You could set a plate down in front of somebody at dining and they would just sit there and you’re thinking, oh, are they not hungry? What’s going on? Do they not know about their food? Well, if my vision is like this, and I put a plate of food down in front, like this, it’s not getting my attention because I’m not seeing it. Okay. So your occipital lobe, is affected in that way. Let’s see. What else, what other part do we have? Oh, and here is the cerebellum is back here. So this affects coordination, standing, balance, that type of thing. So when somebody gets hit in the back of the head, when they stand up, I think about our Patrick Mahomes, you know, when he got, got a hit during that one game and he stood up and started to stand up and then just kind of fell – well, he got whacked on the back of his head.

(07:36):

Your cerebellum controls that.

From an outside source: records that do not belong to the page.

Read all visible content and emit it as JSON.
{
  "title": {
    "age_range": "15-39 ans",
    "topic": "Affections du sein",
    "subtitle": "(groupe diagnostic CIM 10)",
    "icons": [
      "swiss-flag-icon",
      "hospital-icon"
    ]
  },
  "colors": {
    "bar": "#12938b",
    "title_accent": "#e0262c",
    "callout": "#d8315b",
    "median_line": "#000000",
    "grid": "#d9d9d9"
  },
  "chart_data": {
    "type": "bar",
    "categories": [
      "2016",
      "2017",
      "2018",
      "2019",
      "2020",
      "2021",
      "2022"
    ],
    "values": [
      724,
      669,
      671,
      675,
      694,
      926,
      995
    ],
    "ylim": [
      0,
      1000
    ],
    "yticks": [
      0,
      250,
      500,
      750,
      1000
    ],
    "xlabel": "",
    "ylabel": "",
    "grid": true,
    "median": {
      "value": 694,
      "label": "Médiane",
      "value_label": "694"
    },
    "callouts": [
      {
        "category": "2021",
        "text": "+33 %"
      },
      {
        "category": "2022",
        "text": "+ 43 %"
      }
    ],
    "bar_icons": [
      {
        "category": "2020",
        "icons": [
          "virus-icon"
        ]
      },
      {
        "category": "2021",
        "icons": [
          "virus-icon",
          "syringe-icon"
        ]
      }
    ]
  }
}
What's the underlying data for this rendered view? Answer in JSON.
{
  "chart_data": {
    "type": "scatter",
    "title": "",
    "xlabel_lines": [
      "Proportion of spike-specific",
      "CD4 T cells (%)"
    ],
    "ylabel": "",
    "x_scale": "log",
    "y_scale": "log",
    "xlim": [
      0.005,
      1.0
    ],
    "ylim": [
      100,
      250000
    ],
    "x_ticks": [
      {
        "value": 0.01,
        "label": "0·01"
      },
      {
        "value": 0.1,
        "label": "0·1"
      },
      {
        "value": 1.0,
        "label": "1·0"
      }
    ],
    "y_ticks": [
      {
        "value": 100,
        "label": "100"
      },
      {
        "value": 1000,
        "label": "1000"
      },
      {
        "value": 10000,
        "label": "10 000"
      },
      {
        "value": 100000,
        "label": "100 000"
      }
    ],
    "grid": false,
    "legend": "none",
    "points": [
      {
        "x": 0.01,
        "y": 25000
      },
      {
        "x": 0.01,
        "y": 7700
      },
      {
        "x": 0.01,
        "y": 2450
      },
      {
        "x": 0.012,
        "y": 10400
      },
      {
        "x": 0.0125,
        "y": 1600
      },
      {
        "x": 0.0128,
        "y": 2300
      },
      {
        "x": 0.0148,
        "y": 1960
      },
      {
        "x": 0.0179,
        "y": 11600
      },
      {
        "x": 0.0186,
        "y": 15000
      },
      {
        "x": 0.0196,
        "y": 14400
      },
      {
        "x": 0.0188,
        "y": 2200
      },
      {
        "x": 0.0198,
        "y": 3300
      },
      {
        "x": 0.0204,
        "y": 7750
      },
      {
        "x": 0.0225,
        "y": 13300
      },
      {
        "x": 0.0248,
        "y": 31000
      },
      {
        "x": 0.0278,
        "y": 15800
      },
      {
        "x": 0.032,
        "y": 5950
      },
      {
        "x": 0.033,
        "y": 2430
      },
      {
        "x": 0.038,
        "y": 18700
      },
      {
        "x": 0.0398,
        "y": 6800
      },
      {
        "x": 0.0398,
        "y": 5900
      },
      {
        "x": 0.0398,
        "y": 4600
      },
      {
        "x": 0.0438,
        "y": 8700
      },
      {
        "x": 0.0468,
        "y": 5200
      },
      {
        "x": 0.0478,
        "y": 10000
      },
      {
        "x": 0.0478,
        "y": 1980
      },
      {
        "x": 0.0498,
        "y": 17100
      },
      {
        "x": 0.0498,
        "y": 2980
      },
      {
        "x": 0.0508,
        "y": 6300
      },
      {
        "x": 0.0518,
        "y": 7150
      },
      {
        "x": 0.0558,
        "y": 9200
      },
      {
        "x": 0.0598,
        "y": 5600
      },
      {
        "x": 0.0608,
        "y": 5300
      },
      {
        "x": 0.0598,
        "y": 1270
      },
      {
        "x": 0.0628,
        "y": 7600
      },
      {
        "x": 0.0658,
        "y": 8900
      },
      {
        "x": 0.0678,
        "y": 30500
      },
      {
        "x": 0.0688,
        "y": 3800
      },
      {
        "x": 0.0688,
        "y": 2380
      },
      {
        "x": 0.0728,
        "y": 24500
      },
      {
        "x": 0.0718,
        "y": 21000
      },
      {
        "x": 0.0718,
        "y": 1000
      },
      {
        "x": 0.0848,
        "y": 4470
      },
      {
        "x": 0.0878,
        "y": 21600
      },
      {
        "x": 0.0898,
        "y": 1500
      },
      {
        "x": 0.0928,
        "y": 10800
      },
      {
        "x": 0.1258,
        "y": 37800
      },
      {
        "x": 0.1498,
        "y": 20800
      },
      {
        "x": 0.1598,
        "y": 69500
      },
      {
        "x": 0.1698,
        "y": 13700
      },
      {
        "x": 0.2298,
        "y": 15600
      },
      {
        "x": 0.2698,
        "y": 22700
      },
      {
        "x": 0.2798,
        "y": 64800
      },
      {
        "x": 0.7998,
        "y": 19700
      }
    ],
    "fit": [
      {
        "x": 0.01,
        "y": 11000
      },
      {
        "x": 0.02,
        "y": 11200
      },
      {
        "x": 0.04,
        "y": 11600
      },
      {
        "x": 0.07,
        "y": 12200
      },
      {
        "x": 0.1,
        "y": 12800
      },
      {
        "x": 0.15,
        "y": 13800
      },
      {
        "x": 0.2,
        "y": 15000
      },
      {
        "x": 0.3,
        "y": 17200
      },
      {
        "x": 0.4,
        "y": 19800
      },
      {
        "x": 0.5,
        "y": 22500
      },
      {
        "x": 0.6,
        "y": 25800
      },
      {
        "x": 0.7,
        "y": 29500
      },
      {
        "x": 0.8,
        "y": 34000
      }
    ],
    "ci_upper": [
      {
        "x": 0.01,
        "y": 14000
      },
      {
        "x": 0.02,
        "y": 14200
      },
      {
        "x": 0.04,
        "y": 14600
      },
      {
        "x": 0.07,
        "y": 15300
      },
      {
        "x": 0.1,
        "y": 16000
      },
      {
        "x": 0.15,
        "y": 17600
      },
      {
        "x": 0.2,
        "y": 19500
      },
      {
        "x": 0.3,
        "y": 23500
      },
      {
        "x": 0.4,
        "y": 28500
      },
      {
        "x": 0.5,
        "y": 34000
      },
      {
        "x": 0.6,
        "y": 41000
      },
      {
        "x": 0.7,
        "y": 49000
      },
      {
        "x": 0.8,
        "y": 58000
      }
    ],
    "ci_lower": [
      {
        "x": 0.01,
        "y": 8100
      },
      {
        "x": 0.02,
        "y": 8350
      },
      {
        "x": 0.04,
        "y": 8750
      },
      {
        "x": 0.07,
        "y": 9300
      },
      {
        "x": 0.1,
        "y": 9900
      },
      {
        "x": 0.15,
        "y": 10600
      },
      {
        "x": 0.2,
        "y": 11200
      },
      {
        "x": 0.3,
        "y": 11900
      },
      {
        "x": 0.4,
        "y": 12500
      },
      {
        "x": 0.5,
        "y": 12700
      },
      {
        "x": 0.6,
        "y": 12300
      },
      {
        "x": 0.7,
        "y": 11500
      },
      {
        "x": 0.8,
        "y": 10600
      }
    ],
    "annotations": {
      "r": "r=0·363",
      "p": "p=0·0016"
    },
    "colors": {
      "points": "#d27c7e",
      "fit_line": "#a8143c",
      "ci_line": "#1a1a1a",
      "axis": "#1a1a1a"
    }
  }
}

Then there are lots of, as I said, I’ve been watching so many videos and there’s so much to take in, but inside the brain then is we have even more critical parts of functioning. For example, okay, here’s the amygdala. I don’t know what kind of tiny the amygdala is, but the amygdala actually stays intact a long time through dementia. It is our survival instinct. I like to say your fight flight or fright, is deep in the brain and really stays functioning. So sometimes you can have someone who’s losing their abilities here and their cognitive processing and memory skills, but boy, that fight or flight, process is still going. So you’ve got someone who’s got that tunnel vision, right? Somebody comes up to the side from them and then all of a sudden comes in front and they get scared that amygdala is in fight or flight, which might mean as that person comes in.

(08:45):

“Oh my God, stop!”. And they hit, right. It doesn’t mean that the person is being combative. They’re doing the best they can with the processing, the challenges and the changes that are going on in their brain. So again, I tried to learn a little bit more every day, but every time, the more I learn, the more I feel they need to learn. But I really want you to take away from this is when the individual that you are supporting and helping has changes in how they’re, behaving, how they’re interacting with you, please understand they have changes going on in the brain. The brain is, is shrinking, but the whole thing isn’t just going away. It’s parts of their brain that are being affected. So to love them and care for them, help acknowledge which parts are having challenges and help the rest of the brain be successful. That’s how we can be the best care partners that we possibly can.

(09:45):

So I hope this was helpful. I encourage you go to the internet, just spend 20 minutes a day, pulling up videos, pulling up. I’ve watched a lot of YouTube, looking at, images to just try to understand and start grasping the difference of all the different parts of the brain, and then how we can help them based on that knowledge you have. I hope you enjoyed. It was good to see everyone again, take care. Bye-bye.